La nonne se hissa sur le cheval et soupira de soulagement de ne pas à avoir à marcher jusqu’à Novillios.
- Comment tu as pu venir à pied déjà ?
- J’ai dressé un Roller Scorpion. Désolé, je n’ai malheureusement pas Seb’is à mes ordres et je ne possède pas tes pouvoirs.
Sawyer eut une absence face à cette révélation.
Un roller scorpion ? Elle se fout de ma gueule ?
- Toujours plus, toi, finit-il par dire.
Elena rit.
- Fais bonne route, dit-il en frappant le derrière du cheval, et désolé de ne pas pouvoir t’aider.
- C’est rien, je comprends, déclara la religieuse, prends juste soin de ma promise, rit Elena.
Elle n’a absolument pas conscience des sentiments de Sélia…, pensa, dépité le garde.
Il s’envola pour rejoindre le château et s’occuper une énième fois de la princesse Audisélia. Mais un étrange sentiment parcourut le corps de la fée lorsqu’il ressentit un étrange vent provenant de la direction d’où était partie Elena. Il avait l’impression que c’était bien la dernière fois qu’il la verrait…
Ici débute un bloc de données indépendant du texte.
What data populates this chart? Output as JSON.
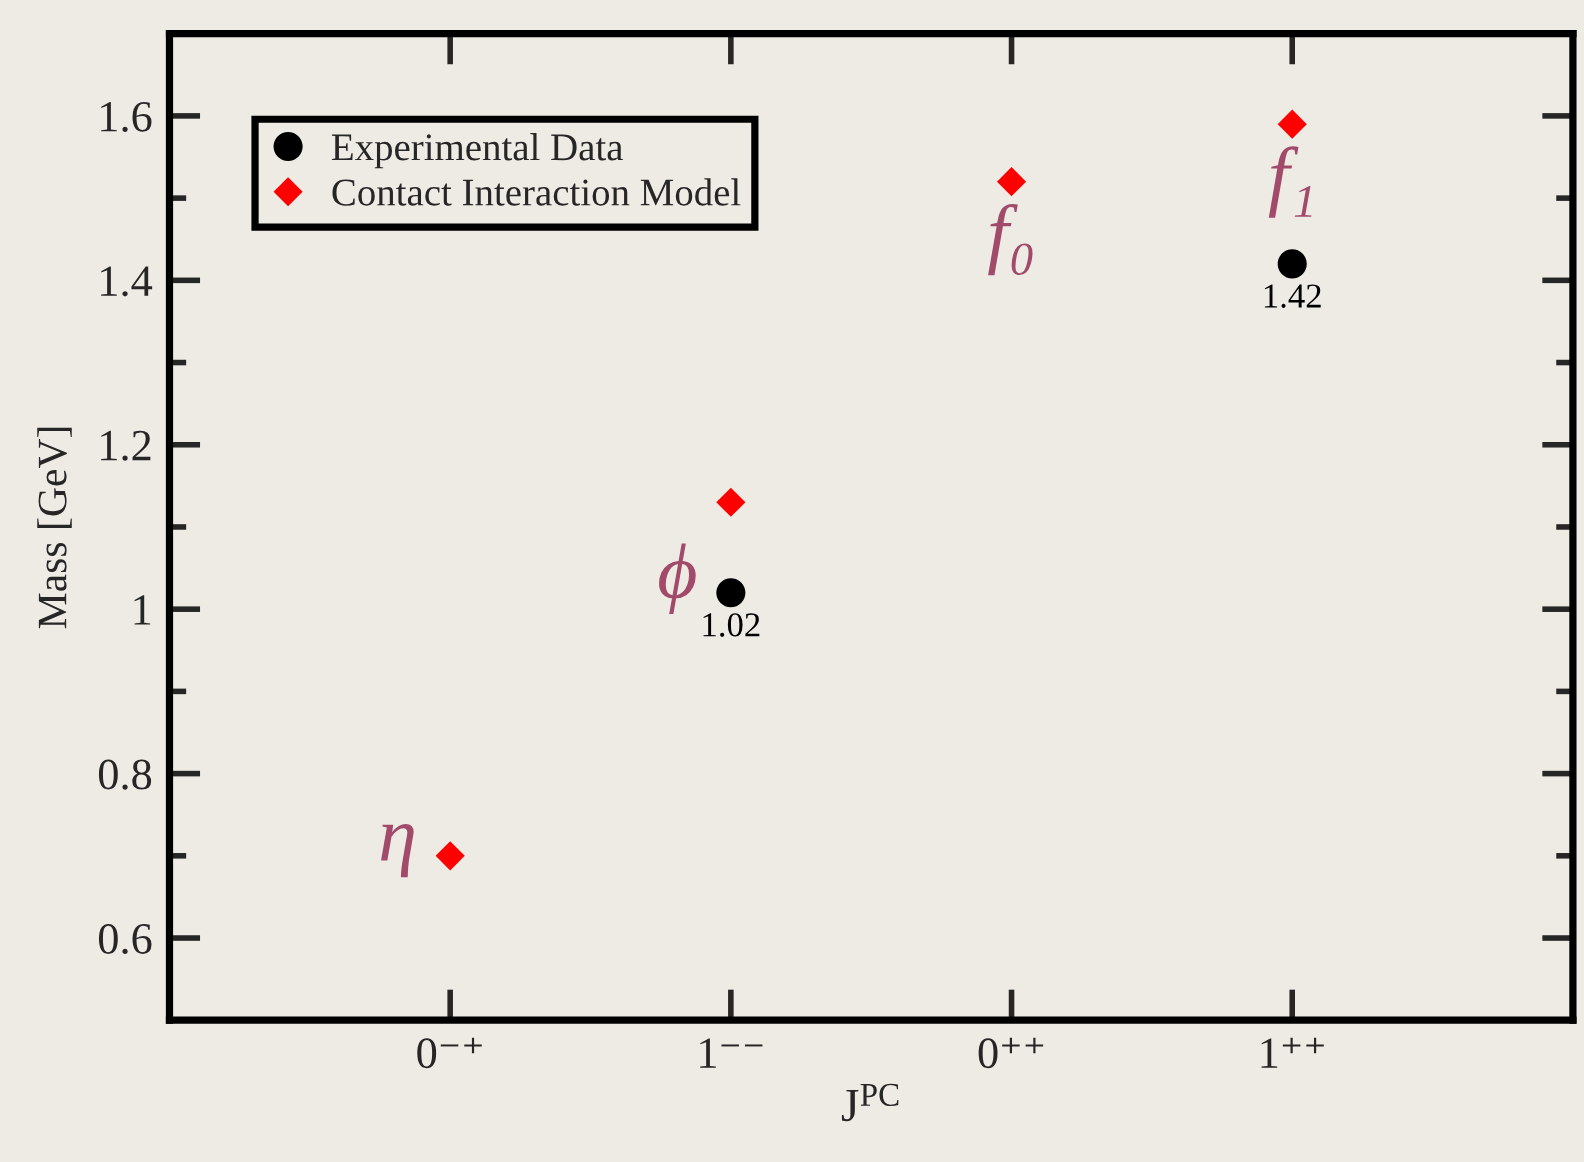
{
  "chart_data": {
    "type": "scatter",
    "categories": [
      "0⁻⁺",
      "1⁻⁻",
      "0⁺⁺",
      "1⁺⁺"
    ],
    "xlabel": "J$^{PC}$",
    "ylabel": "Mass [GeV]",
    "ylim": [
      0.5,
      1.7
    ],
    "yticks": [
      0.6,
      {
        "value": 0.7,
        "label": null
      },
      0.8,
      {
        "value": 0.9,
        "label": null
      },
      1,
      {
        "value": 1.1,
        "label": null
      },
      1.2,
      {
        "value": 1.3,
        "label": null
      },
      1.4,
      {
        "value": 1.5,
        "label": null
      },
      1.6
    ],
    "series": [
      {
        "name": "Experimental Data",
        "color": "#000000",
        "marker": "circle",
        "values": [
          null,
          1.02,
          null,
          1.42
        ],
        "value_labels": [
          null,
          "1.02",
          null,
          "1.42"
        ]
      },
      {
        "name": "Contact Interaction Model",
        "color": "#ff0000",
        "marker": "diamond",
        "values": [
          0.7,
          1.13,
          1.52,
          1.59
        ]
      }
    ],
    "annotations": [
      {
        "text": "η",
        "x": "0⁻⁺",
        "y": 0.7
      },
      {
        "text": "ϕ",
        "x": "1⁻⁻",
        "y": 1.02
      },
      {
        "text": "f₀",
        "x": "0⁺⁺",
        "y": 1.52
      },
      {
        "text": "f₁",
        "x": "1⁺⁺",
        "y": 1.59
      }
    ],
    "legend": "top left"
  }
}
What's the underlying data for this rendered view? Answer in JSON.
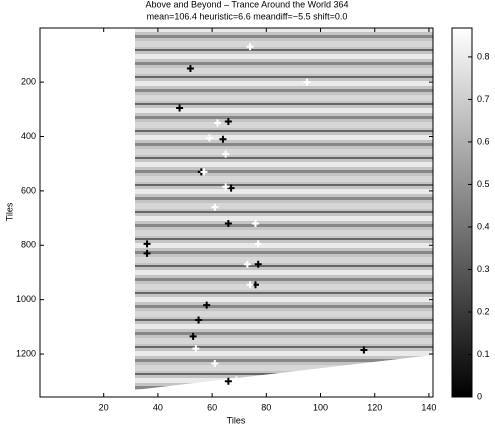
{
  "chart_data": {
    "type": "scatter",
    "title": "Above and Beyond – Trance Around the World 364",
    "subtitle": "mean=106.4 heuristic=6.6 meandiff=−5.5 shift=0.0",
    "x_label": "Tiles",
    "y_label": "Tiles",
    "xlim": [
      -3.5,
      141.5
    ],
    "xticks": [
      20,
      40,
      60,
      80,
      100,
      120,
      140
    ],
    "ylim": [
      1,
      1358
    ],
    "yticks": [
      200,
      400,
      600,
      800,
      1000,
      1200
    ],
    "y_reversed": true,
    "colorbar": {
      "lim": [
        0,
        0.868
      ],
      "ticks": [
        0,
        0.1,
        0.2,
        0.3,
        0.4,
        0.5,
        0.6,
        0.7,
        0.8
      ]
    },
    "series": [
      {
        "color": "#000000",
        "x": [
          52,
          48,
          66,
          64,
          56,
          67,
          66,
          36,
          36,
          77,
          76,
          58,
          55,
          53,
          116,
          66
        ],
        "values": [
          150,
          295,
          345,
          410,
          530,
          590,
          720,
          795,
          830,
          870,
          945,
          1020,
          1075,
          1135,
          1185,
          1300
        ]
      },
      {
        "color": "#ffffff",
        "x": [
          74,
          95,
          62,
          59,
          65,
          57,
          65,
          61,
          76,
          77,
          73,
          74,
          54,
          61,
          69
        ],
        "values": [
          70,
          200,
          350,
          405,
          465,
          530,
          585,
          660,
          720,
          795,
          870,
          945,
          1180,
          1235,
          1295
        ]
      }
    ]
  }
}
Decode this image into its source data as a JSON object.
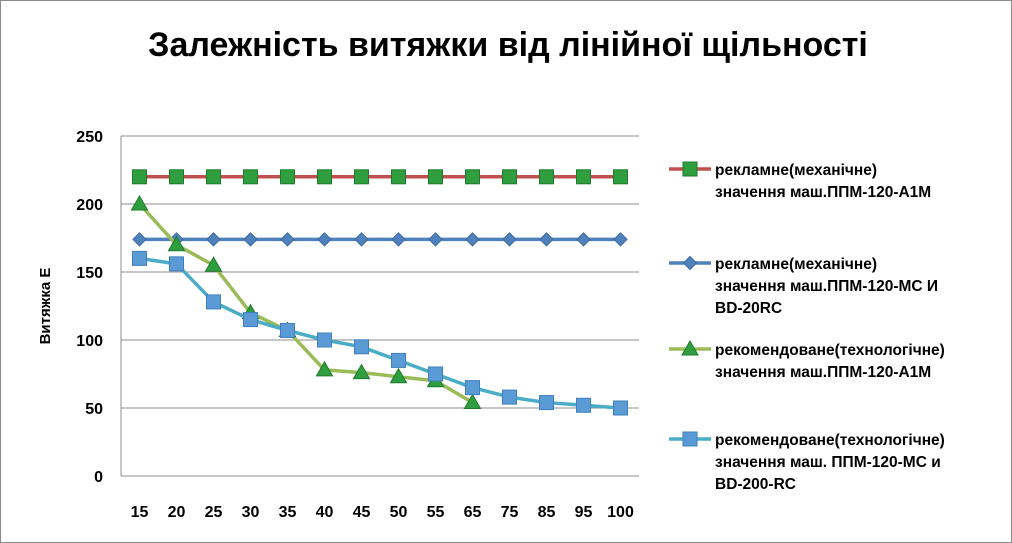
{
  "chart_data": {
    "type": "line",
    "title": "Залежність витяжки від лінійної щільності",
    "ylabel": "Витяжка Е",
    "xlabel": "",
    "categories": [
      "15",
      "20",
      "25",
      "30",
      "35",
      "40",
      "45",
      "50",
      "55",
      "65",
      "75",
      "85",
      "95",
      "100"
    ],
    "yticks": [
      "0",
      "50",
      "100",
      "150",
      "200",
      "250"
    ],
    "ylim": [
      0,
      250
    ],
    "grid": true,
    "legend_position": "right",
    "series": [
      {
        "name": "рекламне(механічне) значення маш.ППМ-120-А1М",
        "legend_lines": [
          "рекламне(механічне)",
          "значення маш.ППМ-120-А1М"
        ],
        "line_color": "#c0504d",
        "marker_color": "#2e9e3e",
        "marker_stroke": "#1f7a2c",
        "marker": "square",
        "values": [
          220,
          220,
          220,
          220,
          220,
          220,
          220,
          220,
          220,
          220,
          220,
          220,
          220,
          220
        ]
      },
      {
        "name": "рекламне(механічне) значення маш.ППМ-120-МС И BD-20RC",
        "legend_lines": [
          "рекламне(механічне)",
          "значення маш.ППМ-120-МС И",
          "BD-20RC"
        ],
        "line_color": "#4f81bd",
        "marker_color": "#4f81bd",
        "marker_stroke": "#3a6aa3",
        "marker": "diamond",
        "values": [
          174,
          174,
          174,
          174,
          174,
          174,
          174,
          174,
          174,
          174,
          174,
          174,
          174,
          174
        ]
      },
      {
        "name": "рекомендоване(технологічне) значення маш.ППМ-120-А1М",
        "legend_lines": [
          "рекомендоване(технологічне)",
          "значення маш.ППМ-120-А1М"
        ],
        "line_color": "#9bbb59",
        "marker_color": "#2e9e3e",
        "marker_stroke": "#1f7a2c",
        "marker": "triangle",
        "values": [
          200,
          170,
          155,
          120,
          107,
          78,
          76,
          73,
          70,
          54,
          null,
          null,
          null,
          null
        ]
      },
      {
        "name": "рекомендоване(технологічне) значення маш. ППМ-120-МС и BD-200-RC",
        "legend_lines": [
          "рекомендоване(технологічне)",
          "значення маш. ППМ-120-МС и",
          "BD-200-RC"
        ],
        "line_color": "#4bacc6",
        "marker_color": "#5b9bd5",
        "marker_stroke": "#3f7fbf",
        "marker": "square",
        "values": [
          160,
          156,
          128,
          115,
          107,
          100,
          95,
          85,
          75,
          65,
          58,
          54,
          52,
          50
        ]
      }
    ]
  }
}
Mais cela était impossible, rien en ce monde ne pouvait la tuer sauf la créature qu’ils avaient « vaincue » lors du Grand Embrassement.
Le Némésis était mort sous ses yeux, alors pourquoi la guerrière à la faux était tant déterminée à fuir cet ennemi fantôme. Et pourquoi portait-elle une faux, ne lui avait-il pas confié l’épée de son père décédé ?
Elle, seule, était au courant de la vérité de ce qu’elle appelait sa « malédiction ».